The year 2015 was a cruel one for the children in Bangladesh. The brutal killings of Rajon in Sylhet, Rakib in Khulna, Rabiul in Barguna and Biju in Pangsha shocked the whole nation. All four children were tortured to death within a span of two months (from July to August, 2015).
The Bangladesh Institute of Social Research Trust (BISRT) based on secondary sources (like videos, media broadcast and publication, public actions) tried to find out the causes why such horrific killings occurred one after another. According to BISRT, 'child torture to death' creates severe panic in society as a whole, especially in the parental world.
Now some questions automatically come up. To start with, according to the criminals, were these criminal acts? If so, from criminals' point of view, why such crimes occurred publicly? Are these people not at all concerned about any social reaction? How to prevent such crimes through social awareness?
An analysis of these questions reveals that in our society, child torture is not considered a crime, because it starts from the parents and other elderly family members. Particularly, in the poor and extreme poor families, poverty, illiteracy and unawareness are the reasons which lead to child torture. This creates a severe impact on the child's mental health which is rarely recognised by parents and others. In addition, torture of domestic child worker is being done by the well-to-do and educated people, which is a clear abuse of their power.
Moreover, social perception about crime is that the poor are prone to crime and are easy to punish. The above-mentioned incidences may be linked well with this perception. All the tortured children belong to the poor and vulnerable families.
A mindset is there among the socially affluent persons as though they have the privilege of torturing the poor and socially deprived, an act which they consider risk-free. The perception is that nobody will raise voice against them. Even if it draws attention, some financial compensation is enough to tackle the situation. As a result, torture sometimes leads to perversion and beastly pleasure that we have seen in all the above-mentioned incidents, especially in the cases of Rajon and Rakib.
Secondly, all these boys were accused of committing theft and beaten to death. Experiences in the country reveal the presence of a perverse mob culture that largely account for brute actions. When anyone is allegedly found guilty of committing a crime, the mob turns brutal without even caring for the veracity or degree of the crime.
Although a good number of children were tortured to death in the past few years, those incidents didn't spark people's uproar as it happened in case of Rajon and Rakib. Uploading video clip of Rajon's murder by the killers on Facebook and video-sharing site YouTube caused an outcry, demanding their capital punishment. Perhaps the offenders themselves circulated it through the social media to flaunt their might and authority.
Due to quick circulation of the video clip in the media, these incidents reached the mass people in no time which made it imperative for the law enforcing agency to bring the offenders to book. This ensured justice through speedy trial to the satisfaction of all quarters of society.

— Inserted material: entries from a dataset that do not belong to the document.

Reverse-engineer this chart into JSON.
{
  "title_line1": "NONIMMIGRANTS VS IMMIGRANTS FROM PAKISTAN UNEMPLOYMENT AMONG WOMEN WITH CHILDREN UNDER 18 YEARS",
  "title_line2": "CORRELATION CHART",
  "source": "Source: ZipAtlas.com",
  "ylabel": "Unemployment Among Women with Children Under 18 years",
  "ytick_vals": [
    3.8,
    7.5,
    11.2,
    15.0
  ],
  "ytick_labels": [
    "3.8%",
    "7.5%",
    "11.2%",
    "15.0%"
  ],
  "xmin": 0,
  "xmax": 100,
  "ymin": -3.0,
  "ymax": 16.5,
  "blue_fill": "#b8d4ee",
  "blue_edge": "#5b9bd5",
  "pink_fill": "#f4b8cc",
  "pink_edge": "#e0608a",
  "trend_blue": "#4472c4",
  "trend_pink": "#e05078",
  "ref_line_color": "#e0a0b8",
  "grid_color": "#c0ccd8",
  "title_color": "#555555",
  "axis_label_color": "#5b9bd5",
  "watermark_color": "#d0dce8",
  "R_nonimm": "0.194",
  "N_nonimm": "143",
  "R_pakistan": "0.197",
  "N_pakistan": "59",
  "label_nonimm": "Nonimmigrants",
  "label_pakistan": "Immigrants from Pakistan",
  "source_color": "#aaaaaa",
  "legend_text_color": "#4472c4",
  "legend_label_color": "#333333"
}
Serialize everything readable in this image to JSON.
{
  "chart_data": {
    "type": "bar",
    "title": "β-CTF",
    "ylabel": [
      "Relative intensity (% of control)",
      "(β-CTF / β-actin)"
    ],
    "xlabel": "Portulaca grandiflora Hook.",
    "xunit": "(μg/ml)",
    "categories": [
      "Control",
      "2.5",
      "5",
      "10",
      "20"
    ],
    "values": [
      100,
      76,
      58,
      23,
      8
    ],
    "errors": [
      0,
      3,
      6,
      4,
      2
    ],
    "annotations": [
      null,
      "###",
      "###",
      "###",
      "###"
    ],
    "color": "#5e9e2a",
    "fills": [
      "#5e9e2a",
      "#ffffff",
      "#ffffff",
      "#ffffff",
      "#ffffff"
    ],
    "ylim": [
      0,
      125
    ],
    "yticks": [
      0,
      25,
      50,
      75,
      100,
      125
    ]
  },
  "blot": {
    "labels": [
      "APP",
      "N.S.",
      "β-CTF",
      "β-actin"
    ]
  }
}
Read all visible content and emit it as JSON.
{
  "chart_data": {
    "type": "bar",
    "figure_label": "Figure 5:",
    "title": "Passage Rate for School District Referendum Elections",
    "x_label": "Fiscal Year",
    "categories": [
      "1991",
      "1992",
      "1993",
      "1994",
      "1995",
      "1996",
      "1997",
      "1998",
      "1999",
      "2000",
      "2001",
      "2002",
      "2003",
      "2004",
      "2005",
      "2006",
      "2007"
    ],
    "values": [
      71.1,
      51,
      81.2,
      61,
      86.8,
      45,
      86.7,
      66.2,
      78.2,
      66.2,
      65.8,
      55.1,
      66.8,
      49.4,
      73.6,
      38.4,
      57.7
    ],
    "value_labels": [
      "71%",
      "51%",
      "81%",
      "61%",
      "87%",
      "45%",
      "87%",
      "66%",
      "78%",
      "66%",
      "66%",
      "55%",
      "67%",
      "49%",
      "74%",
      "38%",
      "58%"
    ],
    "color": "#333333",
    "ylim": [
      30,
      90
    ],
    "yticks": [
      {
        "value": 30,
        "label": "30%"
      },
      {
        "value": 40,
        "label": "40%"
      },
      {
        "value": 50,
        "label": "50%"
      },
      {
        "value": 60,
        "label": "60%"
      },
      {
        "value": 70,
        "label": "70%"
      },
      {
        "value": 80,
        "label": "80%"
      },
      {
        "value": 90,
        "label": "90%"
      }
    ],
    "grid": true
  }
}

The court verdicts confirm that killing people on charges of offence is neither acceptable in the court of law nor to the people. However, there is no strait-jacket solution to this problem. Creating awareness about child rights through interactive popular theatre about child torture, organising dialogue among people, campaigning through billboard etc at the grassroots level may prove helpful. Besides, to bring an end to erratic mob behaviour or brutality, some actions need to be taken socially, institutionally and legally.
Zerina Shabnaz Akkas, PhD is a Gender Development Specialist at the Bangladesh Institute of Social Research Trust (BISRT).